In prepared remarks Monday, Ellsworth said “attacks on the contract are a thinly veiled political ploy” that derailed Senate work.
Monday, Senate Judiciary Chair Barry Usher, a Molt Republican, said he welcomed an ethics investigation or audit concerning the contract.
“Absolutely. I think we could do both,” Usher told reporters.

Senate President Matt Regier tells ԹϺ the matter is being reviewed.
“We need to wait until the proper people have done the research and we get that report back,” Regier said. He expected the research to take a few days. Ellsworth told reporters he is ready to defend the contract.
“I have no issue going in front of anybody and explaining this,” Ellsworth said. “It’s a legitimate contract that was done at the best price I could get it done for.”
For eight months in 2024 during the interim between legislative sessions, Ellsworth and Usher served as chair and vice chair of a Senate select committee tasked with drafting bills targeting Montana courts. The Legislature’s Republican majority has lost several battles with the courts in recent years, some over bills ruled unconstitutional, others over lawmaker attempts to issue subpoenas to judges and court staff.
Ellsworth created the committee shortly after the Montana Supreme Court ruled that four voting laws passed by the 2021 Legislature were unconstitutional. Lawmakers on the committee drafted 27 bills targeting Montana courts, including bills to impeach judges and give the Legislature powers to override the state Supreme Court on interpreting constitutional matters.
At year’s end, Ellsworth proposed that the select committee use its unspent funds on analysis of how the bills that become law are put into practice. The former Senate president’s preferred contractor was Agile Analytics, owned by Bryce Eggleston, who worked at Ellsworth’s call center previously.
Select committee members declined, but Ellsworth authorized the contract anyway. Agile Analytics, which had been a licensed business for a couple of weeks before the contract was signed, according to state records, received the contract without going through a competitive bidding process.

When news of the contract broke last week, Ellsworth was already in a battle with Republican Senate leadership over committee assignments. Ellsworth and seven other members of a never-before-used Executive Branch Review Committee defied Republican leadership on the Senate floor and, with the help of minority Democrats, managed to give themselves better committee assignments by amending Senate rules.
Ellsworth, speaking to the press Monday, said Senate leadership created the Executive Branch Review Committee “to sideline certain senators, including himself, from meaningful roles in critical committees.” By voting themselves off Executive Branch Review, committee members “disrupted plans to use stacked committees to advance specific agendas, such as potentially rolling back Medicaid continuation and hindering effective oversight of the executive branch.”
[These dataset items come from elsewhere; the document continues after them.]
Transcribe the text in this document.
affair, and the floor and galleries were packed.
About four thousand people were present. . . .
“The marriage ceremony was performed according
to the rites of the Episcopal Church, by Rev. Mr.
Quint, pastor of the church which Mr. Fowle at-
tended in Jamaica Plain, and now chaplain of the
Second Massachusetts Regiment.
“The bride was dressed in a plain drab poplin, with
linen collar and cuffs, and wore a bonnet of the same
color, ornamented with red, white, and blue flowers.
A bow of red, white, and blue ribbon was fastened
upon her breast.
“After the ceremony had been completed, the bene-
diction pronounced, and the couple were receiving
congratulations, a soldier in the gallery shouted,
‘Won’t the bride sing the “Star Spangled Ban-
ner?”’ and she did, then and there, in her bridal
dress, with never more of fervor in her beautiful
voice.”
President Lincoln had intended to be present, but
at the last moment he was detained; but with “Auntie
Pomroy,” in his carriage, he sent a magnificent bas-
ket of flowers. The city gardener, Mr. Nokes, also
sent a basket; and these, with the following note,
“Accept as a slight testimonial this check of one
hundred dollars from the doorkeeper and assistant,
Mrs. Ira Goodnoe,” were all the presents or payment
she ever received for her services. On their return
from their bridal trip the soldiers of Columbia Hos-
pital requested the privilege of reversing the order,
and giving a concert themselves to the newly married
Republican leaders halted bill work for a week as they retooled committees to accommodate the committee assignments Ellsworth and the other Executive Branch Review members secured for themselves.
Ellsworth said Monday that there’s no reason the contract, nor the committee reassignments, should be keeping the Senate from its work.
“We’ve been here for two weeks. The facts are the facts. I mean, we’ve passed one bill,” Ellsworth said. “This time last session, I believe there were 10 times this amount of bills that had gone up to the stage.”